Members of Engagement Multiplier’s community come from a huge variety of industry sectors and geographies. One theme common to everyone is the importance of great leaders.

A number of our community members come to us from the financial sector, including employee benefits, life insurance, and wealth management advisers – industries that require significant people skills, as well as financial know-how. In other words, they require great leaders. Our clients tell us their work demands they be engaged so they are able to listen and engage with their own clients. As more than one has commented, “when you’re handling someone’s money, you’re handling their lives.”

Chris Hale, COO of Perigon Wealth Management in San Francisco, describes his company as “young and innovative – especially for the wealth management business.” He describes Perigon as “a collection of teams, and those teams come together around helping families. When you’re building a team whose purpose is helping families achieve their goals, engagement is part of our alignment.” That’s exactly where having tools to measure engagement becomes a game-changer.

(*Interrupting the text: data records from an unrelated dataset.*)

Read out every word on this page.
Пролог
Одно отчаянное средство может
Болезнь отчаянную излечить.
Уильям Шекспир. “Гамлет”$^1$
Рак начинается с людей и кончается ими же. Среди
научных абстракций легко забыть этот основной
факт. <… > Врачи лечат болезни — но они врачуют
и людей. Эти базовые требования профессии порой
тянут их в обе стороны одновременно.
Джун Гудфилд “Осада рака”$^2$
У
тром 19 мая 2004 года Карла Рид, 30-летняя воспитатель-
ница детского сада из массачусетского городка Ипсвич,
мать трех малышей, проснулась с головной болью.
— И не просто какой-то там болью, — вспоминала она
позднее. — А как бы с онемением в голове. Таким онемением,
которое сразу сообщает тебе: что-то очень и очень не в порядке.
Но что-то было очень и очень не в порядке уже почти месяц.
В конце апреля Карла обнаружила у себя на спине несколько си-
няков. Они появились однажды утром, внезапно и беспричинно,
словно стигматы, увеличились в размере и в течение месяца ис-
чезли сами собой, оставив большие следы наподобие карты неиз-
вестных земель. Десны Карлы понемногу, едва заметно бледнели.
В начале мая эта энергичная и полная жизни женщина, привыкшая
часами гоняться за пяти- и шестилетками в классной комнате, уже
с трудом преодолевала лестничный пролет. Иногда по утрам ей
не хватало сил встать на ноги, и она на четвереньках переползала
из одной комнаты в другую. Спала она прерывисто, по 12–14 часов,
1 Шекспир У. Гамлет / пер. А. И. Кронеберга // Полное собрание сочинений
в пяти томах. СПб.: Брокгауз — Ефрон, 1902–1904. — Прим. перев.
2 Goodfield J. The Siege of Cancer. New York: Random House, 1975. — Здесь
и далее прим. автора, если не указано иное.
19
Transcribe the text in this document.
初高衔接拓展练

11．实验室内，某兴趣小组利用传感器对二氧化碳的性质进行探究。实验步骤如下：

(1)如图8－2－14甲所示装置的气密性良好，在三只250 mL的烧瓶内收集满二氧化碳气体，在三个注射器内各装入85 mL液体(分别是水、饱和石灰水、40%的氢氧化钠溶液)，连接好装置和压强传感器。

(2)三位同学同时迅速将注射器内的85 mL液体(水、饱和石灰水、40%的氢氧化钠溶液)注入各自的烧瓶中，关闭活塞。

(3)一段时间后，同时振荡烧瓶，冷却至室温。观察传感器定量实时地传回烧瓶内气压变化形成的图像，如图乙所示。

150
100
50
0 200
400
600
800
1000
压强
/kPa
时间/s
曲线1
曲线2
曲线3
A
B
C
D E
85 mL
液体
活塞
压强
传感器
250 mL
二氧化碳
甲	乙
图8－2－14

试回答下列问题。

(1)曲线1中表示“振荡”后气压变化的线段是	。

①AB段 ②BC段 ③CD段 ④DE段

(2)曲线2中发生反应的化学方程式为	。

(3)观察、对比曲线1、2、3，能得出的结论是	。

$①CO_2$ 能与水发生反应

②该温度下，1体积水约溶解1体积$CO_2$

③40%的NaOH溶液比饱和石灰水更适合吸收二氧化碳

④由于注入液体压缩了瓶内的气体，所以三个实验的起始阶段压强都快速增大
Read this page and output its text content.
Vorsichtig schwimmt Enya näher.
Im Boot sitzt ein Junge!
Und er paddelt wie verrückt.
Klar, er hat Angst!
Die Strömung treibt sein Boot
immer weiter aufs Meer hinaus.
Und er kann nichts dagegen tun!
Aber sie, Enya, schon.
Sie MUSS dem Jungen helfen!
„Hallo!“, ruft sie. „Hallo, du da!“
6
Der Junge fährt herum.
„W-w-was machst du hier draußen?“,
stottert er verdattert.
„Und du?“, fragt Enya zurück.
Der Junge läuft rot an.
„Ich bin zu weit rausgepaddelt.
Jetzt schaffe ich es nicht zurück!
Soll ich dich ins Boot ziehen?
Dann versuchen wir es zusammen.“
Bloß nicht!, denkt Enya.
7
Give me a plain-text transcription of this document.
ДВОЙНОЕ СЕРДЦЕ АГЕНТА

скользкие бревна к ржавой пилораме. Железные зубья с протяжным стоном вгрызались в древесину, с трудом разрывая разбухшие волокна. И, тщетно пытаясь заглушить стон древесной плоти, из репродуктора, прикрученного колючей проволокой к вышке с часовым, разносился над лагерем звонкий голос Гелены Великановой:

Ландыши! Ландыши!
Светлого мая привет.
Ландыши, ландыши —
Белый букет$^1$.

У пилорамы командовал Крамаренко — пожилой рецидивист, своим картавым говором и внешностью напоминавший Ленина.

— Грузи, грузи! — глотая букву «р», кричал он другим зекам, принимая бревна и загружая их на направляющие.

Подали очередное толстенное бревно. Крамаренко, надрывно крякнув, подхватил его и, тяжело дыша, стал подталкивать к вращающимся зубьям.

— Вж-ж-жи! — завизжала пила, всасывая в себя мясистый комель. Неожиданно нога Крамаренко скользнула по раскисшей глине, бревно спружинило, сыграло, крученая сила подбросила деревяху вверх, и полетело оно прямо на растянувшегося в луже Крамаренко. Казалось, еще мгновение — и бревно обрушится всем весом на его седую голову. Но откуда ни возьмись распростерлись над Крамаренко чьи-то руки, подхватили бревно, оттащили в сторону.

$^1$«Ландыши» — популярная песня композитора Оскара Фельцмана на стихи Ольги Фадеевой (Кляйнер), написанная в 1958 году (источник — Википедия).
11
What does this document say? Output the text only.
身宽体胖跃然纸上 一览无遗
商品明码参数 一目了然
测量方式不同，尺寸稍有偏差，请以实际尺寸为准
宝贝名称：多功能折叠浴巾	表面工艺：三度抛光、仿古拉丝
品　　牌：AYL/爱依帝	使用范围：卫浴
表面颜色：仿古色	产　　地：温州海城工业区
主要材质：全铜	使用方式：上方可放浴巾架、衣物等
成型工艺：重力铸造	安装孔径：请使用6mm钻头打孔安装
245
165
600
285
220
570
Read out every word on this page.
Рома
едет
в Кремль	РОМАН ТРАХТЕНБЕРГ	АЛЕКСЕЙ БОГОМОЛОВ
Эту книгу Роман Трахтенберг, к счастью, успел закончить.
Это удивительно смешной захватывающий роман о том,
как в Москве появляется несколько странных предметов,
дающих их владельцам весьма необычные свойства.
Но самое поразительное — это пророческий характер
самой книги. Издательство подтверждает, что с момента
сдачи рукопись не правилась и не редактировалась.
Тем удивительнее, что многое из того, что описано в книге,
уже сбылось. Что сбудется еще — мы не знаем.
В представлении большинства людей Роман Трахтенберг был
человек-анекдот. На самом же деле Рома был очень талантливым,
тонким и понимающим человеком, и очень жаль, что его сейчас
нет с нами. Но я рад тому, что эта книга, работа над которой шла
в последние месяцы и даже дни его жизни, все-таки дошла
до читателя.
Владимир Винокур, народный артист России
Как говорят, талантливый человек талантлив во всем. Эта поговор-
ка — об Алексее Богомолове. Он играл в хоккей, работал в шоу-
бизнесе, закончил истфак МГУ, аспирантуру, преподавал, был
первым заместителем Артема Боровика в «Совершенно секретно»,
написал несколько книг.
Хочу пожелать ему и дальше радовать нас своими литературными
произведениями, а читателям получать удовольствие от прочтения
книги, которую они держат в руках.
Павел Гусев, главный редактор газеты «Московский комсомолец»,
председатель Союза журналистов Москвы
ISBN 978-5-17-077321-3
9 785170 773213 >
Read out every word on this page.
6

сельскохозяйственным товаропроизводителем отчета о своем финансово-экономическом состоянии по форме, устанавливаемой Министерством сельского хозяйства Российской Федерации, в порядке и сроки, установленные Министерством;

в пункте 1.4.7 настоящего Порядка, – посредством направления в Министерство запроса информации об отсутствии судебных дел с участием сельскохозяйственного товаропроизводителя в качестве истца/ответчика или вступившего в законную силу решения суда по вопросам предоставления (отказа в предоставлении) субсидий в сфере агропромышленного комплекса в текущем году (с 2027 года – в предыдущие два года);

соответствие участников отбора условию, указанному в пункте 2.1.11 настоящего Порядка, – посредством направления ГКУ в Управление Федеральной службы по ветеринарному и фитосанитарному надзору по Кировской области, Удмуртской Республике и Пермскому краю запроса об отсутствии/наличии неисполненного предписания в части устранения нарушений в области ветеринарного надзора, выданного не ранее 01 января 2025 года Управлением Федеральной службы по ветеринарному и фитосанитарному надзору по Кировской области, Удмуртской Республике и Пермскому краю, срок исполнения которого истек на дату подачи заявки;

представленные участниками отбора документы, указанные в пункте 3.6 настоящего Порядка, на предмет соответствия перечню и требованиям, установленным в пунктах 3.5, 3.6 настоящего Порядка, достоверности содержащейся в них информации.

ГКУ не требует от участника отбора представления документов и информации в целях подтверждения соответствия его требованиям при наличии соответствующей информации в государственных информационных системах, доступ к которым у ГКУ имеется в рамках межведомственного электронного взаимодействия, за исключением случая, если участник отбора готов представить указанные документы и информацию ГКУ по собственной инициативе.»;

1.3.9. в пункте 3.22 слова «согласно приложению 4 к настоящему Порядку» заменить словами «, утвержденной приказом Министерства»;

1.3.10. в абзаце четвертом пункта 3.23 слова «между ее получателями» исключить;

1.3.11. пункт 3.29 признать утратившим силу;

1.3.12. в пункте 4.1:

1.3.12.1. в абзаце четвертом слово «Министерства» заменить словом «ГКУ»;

Here’s how they use Engagement Multiplier to create higher levels of employee engagement – and the significant results they’ve seen.

Purpose

“Engagement Multiplier has been pretty amazing for us in terms of purpose. In wealth management, it’s easy for us to say ‘our purpose is to help clients manage their wealth.’ That’s not only boring, it’s not a real purpose. It’s a by-product of what you do. Going through the Engagement Multiplier process, it became clear that we had to spend a lot more time clearly articulating our purpose as an organization.”

Process

“We’ve worked really hard to build a cool corporate culture. We’re in San Francisco, it’s part of the ethos out there. It’s easy to let go of being more empirical about engagement. But Engagement Multiplier does an incredible job of defining what engagement is. It gives us a goal as an organization. And it’s a process you have to go through every quarter.”

Unexpected by-products

“We’ve had a huge unexpected by-product. We grew about fivefold in the past 2.5 years, and the challenge in doing that wasn’t just maintaining clarity of purpose, but also who the leadership is. When we were small, it was pretty clear; but now we have people responsible for different units and different teams, but we had a bit of a vacuum in terms of tried and true leadership. This engagement model has allowed a couple of the people we thought would be great leaders, but who didn’t have the permission or opportunity to demonstrate themselves in that way, to really take ownership of this process, and they’re the leaders in the organization now.”

Watch the full interview with Chris Hale here.

So, in simple terms what can you learn from Chris’s story?  Whether you’re a wealth manager or not, the ability to rally your team around an Engaged Purpose and create leadership positions for those in your team even where a vacancy doesn’t currently exist will not only strengthen your organization, channeled properly, it can transform it.